E na nossa pacata cidade isso tem uma força ainda maior! Tenho imenso amor e gratidão por Uberaba, mas não dá para negar que existem valores estranhos por aqui!
  Já perdi a conta de quantas vezes ouvi a pergunta "de que família você é?"   Como assim? Da minha oras! Conversas recheadas de sobrenome tem uma frequência bizarra! Ouvi de uma conhecida, pouco após abrir o Espaço Gaia, que se eu quisesse ter sucesso deveria "conviver com as pessoas certas, frequentar as festas certas e tratar muito bem as pessoas certas"!
  E isso não tinha nada haver com networking! 
  Era somente um ataque absurdo da mais pura mentalidade interiorana! Não consigo compreender este raciocínio, embora ele seja bastante visível!
  Estou longe de ser mais pura ou melhor, ao contrário, vivo em atrito constante com meus próprios bichos, mas ainda analiso as pessoas por outro ponto de vista que não seus sapatos.
  Claro que gosto e também tenho meus sapatos assinados, mas meu valor não está nos meus pés. Apenas gosto deles, assim como gosto de qualquer outro que calce bem meus pés e bolsos. E piso com a mesma segurança em cima de ambos!
  Diminuir a maioridade penal numa sociedade que classifica os seus pela aparência, para mim já seria  uma sentença fechada! Hipocrisia utópica falar de bem nascidos condenados! Pensar em pena de morte é presumir genocídio!
  Acho que já é passada a hora de rever nossas necessidades, assumir nossos pecados, rever conceitos e valores. 

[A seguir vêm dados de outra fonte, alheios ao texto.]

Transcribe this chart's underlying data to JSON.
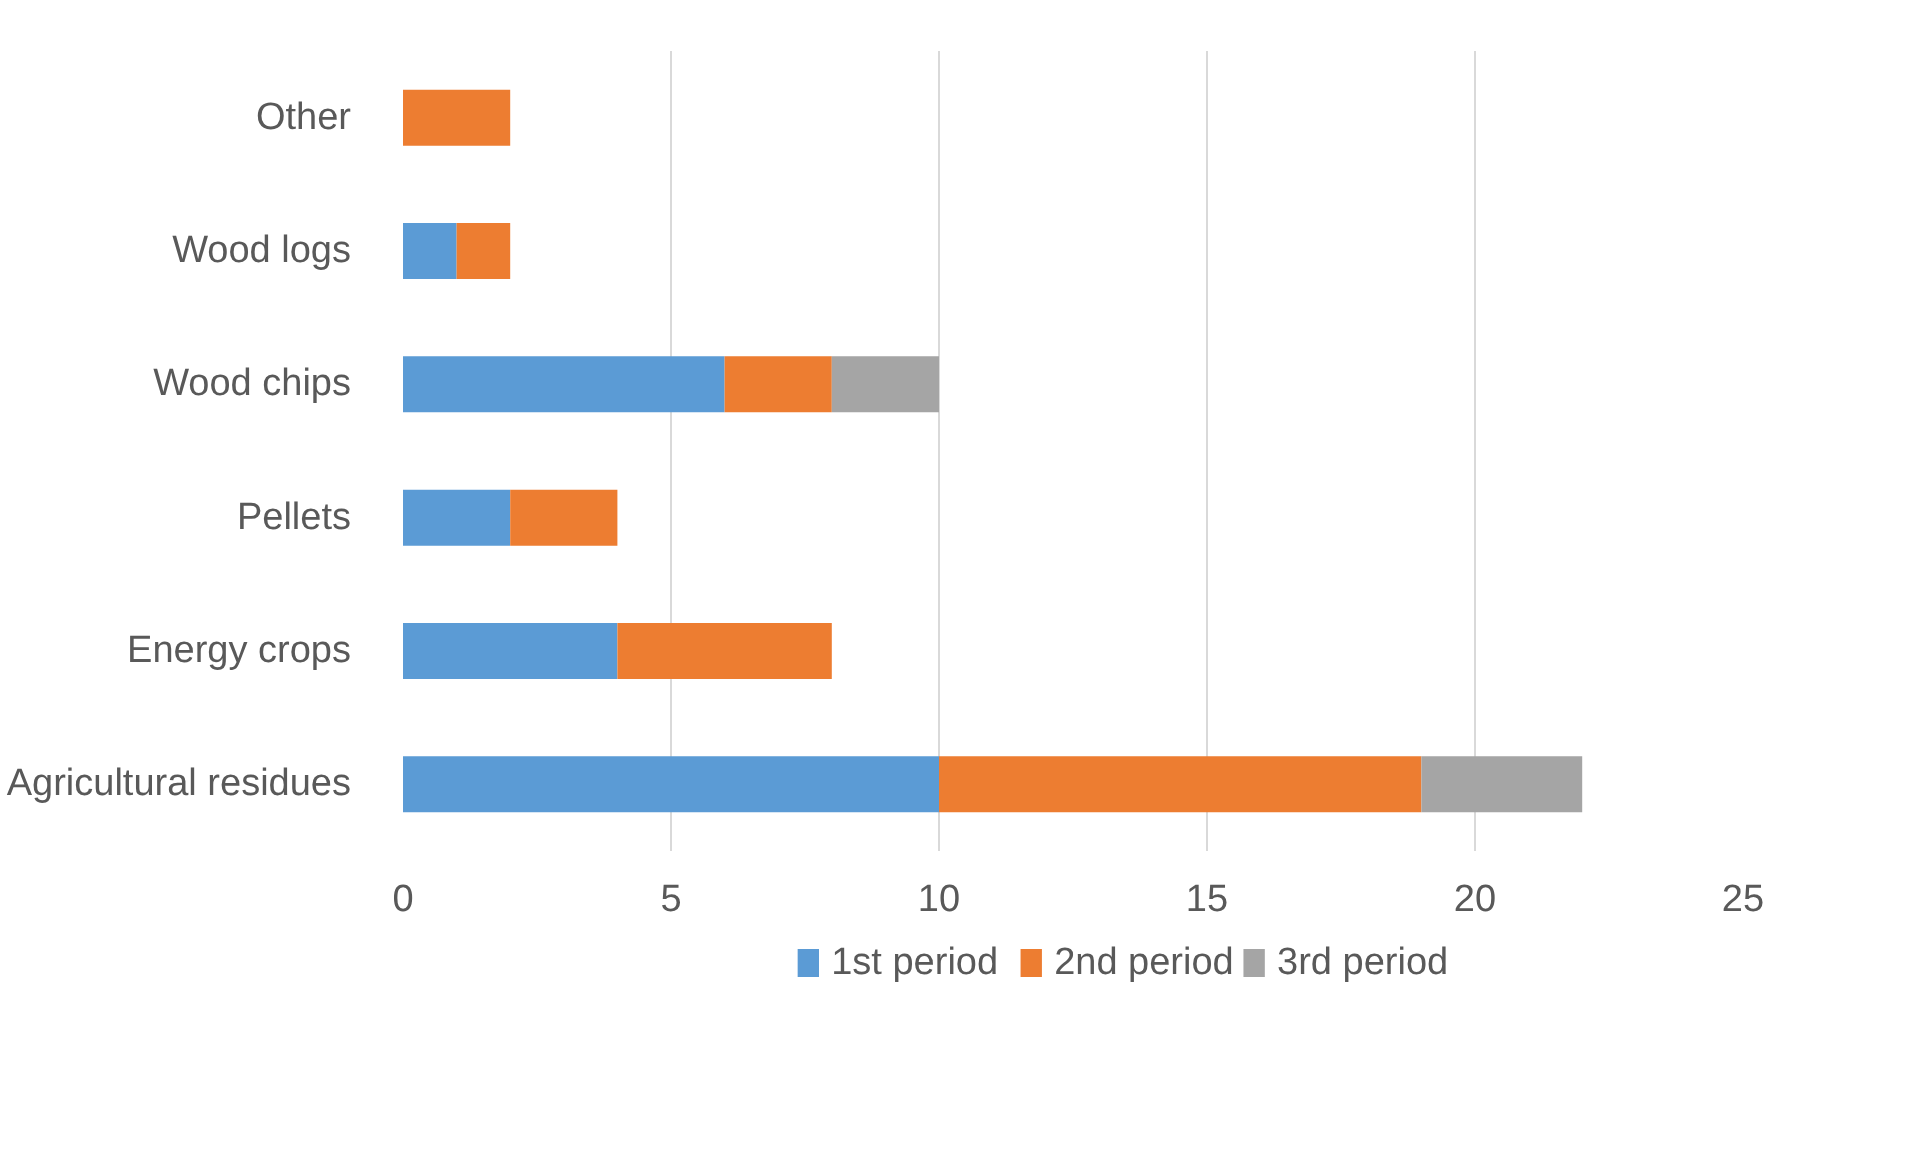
{
  "chart_data": {
    "type": "bar",
    "orientation": "horizontal",
    "stacked": true,
    "categories": [
      "Other",
      "Wood logs",
      "Wood chips",
      "Pellets",
      "Energy crops",
      "Agricultural residues"
    ],
    "series": [
      {
        "name": "1st period",
        "color": "#5b9bd5",
        "values": [
          null,
          1,
          6,
          2,
          4,
          10
        ]
      },
      {
        "name": "2nd period",
        "color": "#ed7d31",
        "values": [
          2,
          1,
          2,
          2,
          4,
          9
        ]
      },
      {
        "name": "3rd period",
        "color": "#a5a5a5",
        "values": [
          null,
          null,
          2,
          null,
          null,
          3
        ]
      }
    ],
    "xlim": [
      0,
      25
    ],
    "xticks": [
      0,
      5,
      10,
      15,
      20,
      25
    ],
    "grid": "x",
    "legend": "bottom"
  }
}
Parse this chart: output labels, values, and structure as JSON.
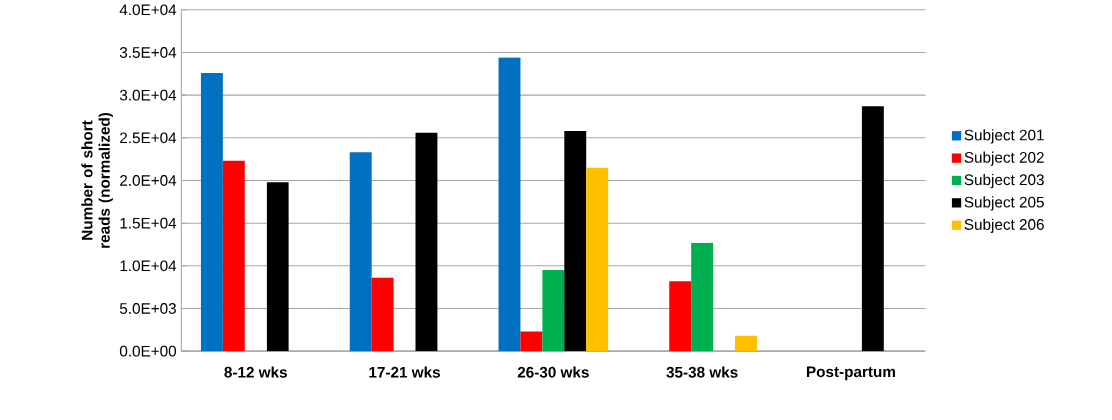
{
  "chart_data": {
    "type": "bar",
    "ylabel": "Number of short reads (normalized)",
    "categories": [
      "8-12 wks",
      "17-21 wks",
      "26-30 wks",
      "35-38 wks",
      "Post-partum"
    ],
    "series": [
      {
        "name": "Subject 201",
        "color": "#0070c0",
        "values": [
          32600,
          23300,
          34400,
          null,
          null
        ]
      },
      {
        "name": "Subject 202",
        "color": "#ff0000",
        "values": [
          22300,
          8600,
          2300,
          8200,
          null
        ]
      },
      {
        "name": "Subject 203",
        "color": "#00b050",
        "values": [
          null,
          null,
          9500,
          12700,
          null
        ]
      },
      {
        "name": "Subject 205",
        "color": "#000000",
        "values": [
          19800,
          25600,
          25800,
          null,
          28700
        ]
      },
      {
        "name": "Subject 206",
        "color": "#ffc000",
        "values": [
          null,
          null,
          21500,
          1800,
          null
        ]
      }
    ],
    "ylim": [
      0,
      40000
    ],
    "yticks": [
      {
        "value": 0,
        "label": "0.0E+00"
      },
      {
        "value": 5000,
        "label": "5.0E+03"
      },
      {
        "value": 10000,
        "label": "1.0E+04"
      },
      {
        "value": 15000,
        "label": "1.5E+04"
      },
      {
        "value": 20000,
        "label": "2.0E+04"
      },
      {
        "value": 25000,
        "label": "2.5E+04"
      },
      {
        "value": 30000,
        "label": "3.0E+04"
      },
      {
        "value": 35000,
        "label": "3.5E+04"
      },
      {
        "value": 40000,
        "label": "4.0E+04"
      }
    ],
    "grid": "y",
    "legend": "right"
  }
}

  O mundo não vai acabar no dia 21 de dezembro, ele vem acabando um pouco a cada dia, e não se acaba somente nas grandes tragédias, ele se perde também nas "tragédias permitidas" do nosso dia-a-dia! A cada comentário maldoso sobre aparência ou preferências alheias,  a cada necessidade urgente de uma nova inutilidade, a cada mentira contada na vontade ser o que não somos, a cada gesto de esperteza para conseguir aquela vaga no estacionamento, a cada delicada infração quando dirigimos falando ao celular, colocamos filhos em filas diferentes no supermercado ou rapidamente estacionamos em fila dupla!
  Não há meio pecado, meio crime, meio erro, estamos seguindo e arrastando conosco uma sequencia de erros, pecados e deslizes, criando nossos monstros.